The extraction API lives under lake.query.
from bagelquant_data import DataLake
lake = DataLake.open("data")
Raw Canonical Records
raw returns canonical row-oriented records as a Polars LazyFrame.
records = lake.query.raw(
"income",
source="tushare",
start="2020-01-01",
end="2026-06-15",
assets=["000001.SZ"],
columns=[
"asset_id",
"time",
"period",
"report_type",
"n_income_attr_p",
],
)
Raw records preserve multiple point-in-time versions. The raw API must not silently collapse financial statement revisions or repeated records.
Single-Field Long Panels
field is the main research extraction method for non-reference data.
close = lake.query.field(
"daily",
"close",
source="tushare",
start="2025-01-01",
end="2025-12-31",
collect=True,
)
The output has exactly three columns:
time | asset_id | close
The result is sorted by:
time, asset_id
By default the value column keeps the requested field name. You can rename it:
panel = lake.query.field(
"daily",
"close",
source="tushare",
value_name="value",
collect=True,
)
Multiple Fields
fields returns a dictionary of separate long panels.

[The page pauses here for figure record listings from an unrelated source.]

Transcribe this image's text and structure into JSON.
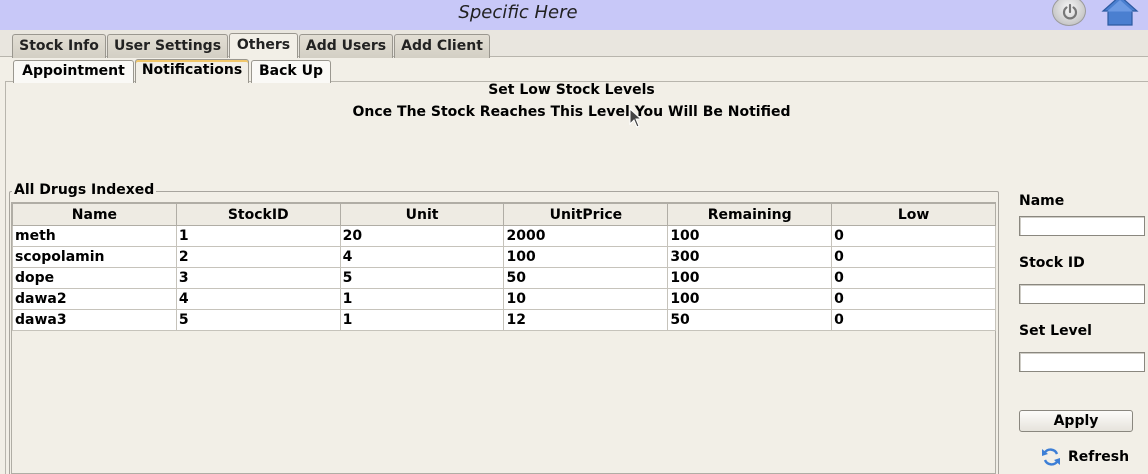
{
  "app": {
    "title": "Specific Here"
  },
  "main_tabs": [
    {
      "label": "Stock Info",
      "active": false
    },
    {
      "label": "User Settings",
      "active": false
    },
    {
      "label": "Others",
      "active": true
    },
    {
      "label": "Add Users",
      "active": false
    },
    {
      "label": "Add Client",
      "active": false
    }
  ],
  "sub_tabs": [
    {
      "label": "Appointment",
      "active": false
    },
    {
      "label": "Notifications",
      "active": true
    },
    {
      "label": "Back Up",
      "active": false
    }
  ],
  "headings": {
    "title": "Set Low Stock Levels",
    "subtitle": "Once The Stock Reaches This Level You Will Be Notified"
  },
  "drugs_group": {
    "label": "All Drugs Indexed",
    "columns": [
      "Name",
      "StockID",
      "Unit",
      "UnitPrice",
      "Remaining",
      "Low"
    ],
    "rows": [
      [
        "meth",
        "1",
        "20",
        "2000",
        "100",
        "0"
      ],
      [
        "scopolamin",
        "2",
        "4",
        "100",
        "300",
        "0"
      ],
      [
        "dope",
        "3",
        "5",
        "50",
        "100",
        "0"
      ],
      [
        "dawa2",
        "4",
        "1",
        "10",
        "100",
        "0"
      ],
      [
        "dawa3",
        "5",
        "1",
        "12",
        "50",
        "0"
      ]
    ]
  },
  "form": {
    "name_label": "Name",
    "name_value": "",
    "stock_id_label": "Stock ID",
    "stock_id_value": "",
    "set_level_label": "Set Level",
    "set_level_value": "",
    "apply_label": "Apply",
    "refresh_label": "Refresh"
  },
  "icons": {
    "power": "power-icon",
    "home": "home-icon",
    "refresh": "refresh-icon",
    "cursor": "mouse-cursor-icon"
  },
  "colors": {
    "titlebar": "#c8c8f8",
    "background": "#f2efe7",
    "home_icon": "#4a7fd0",
    "active_tab_highlight": "#f1c76a"
  }
}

ohlcv = lake.query.fields(
"daily",
["open", "high", "low", "close", "vol"],
source="tushare",
start="2025-01-01",
end="2025-12-31",
collect=True,
)
close = ohlcv["close"]
volume = ohlcv["vol"]
Each value in the dictionary is an independent frame with exactly three columns.
Duplicate Resolution
Some datasets are not unique by (time, asset_id). Financial statements may contain multiple records for the same availability date and asset because different periods, report types, or revisions are economically meaningful.
The default rule is error_on_multiple. If duplicates exist, field raises instead of silently choosing one row.
Supported resolution rules:
error_on_multiplelatest_periodlatest_revisionfirstlast
Example:
latest = lake.query.field(
"income",
"n_income_attr_p",
source="tushare",
resolve="latest_period",
)
For financial statements, prefer lake.finance, because it is explicit about event-time data and point-in-time alignment.
Reference Data
Reference datasets are exempt from the three-column panel contract.
stock_basic = lake.query.reference(
"stock_basic",
source="tushare",
collect=True,
)
Reference data remains row-oriented.
Record Inspection
preview = lake.query.records(
"daily",
source="tushare",
limit=100,
)
Use this for debugging and quick inspection.
Observation Grids
Observation grids are generic (time, asset_id) frames used for point-in-time alignment.
observations = lake.query.observations(
start="2025-01-01",
end="2025-12-31",
frequency="month_end",
assets=["000001.SZ", "600000.SH"],
)
Supported initial frequencies include:
dailyweek_endmonth_endquarter_end- custom Polars date interval strings
The output has two columns:
time | asset_id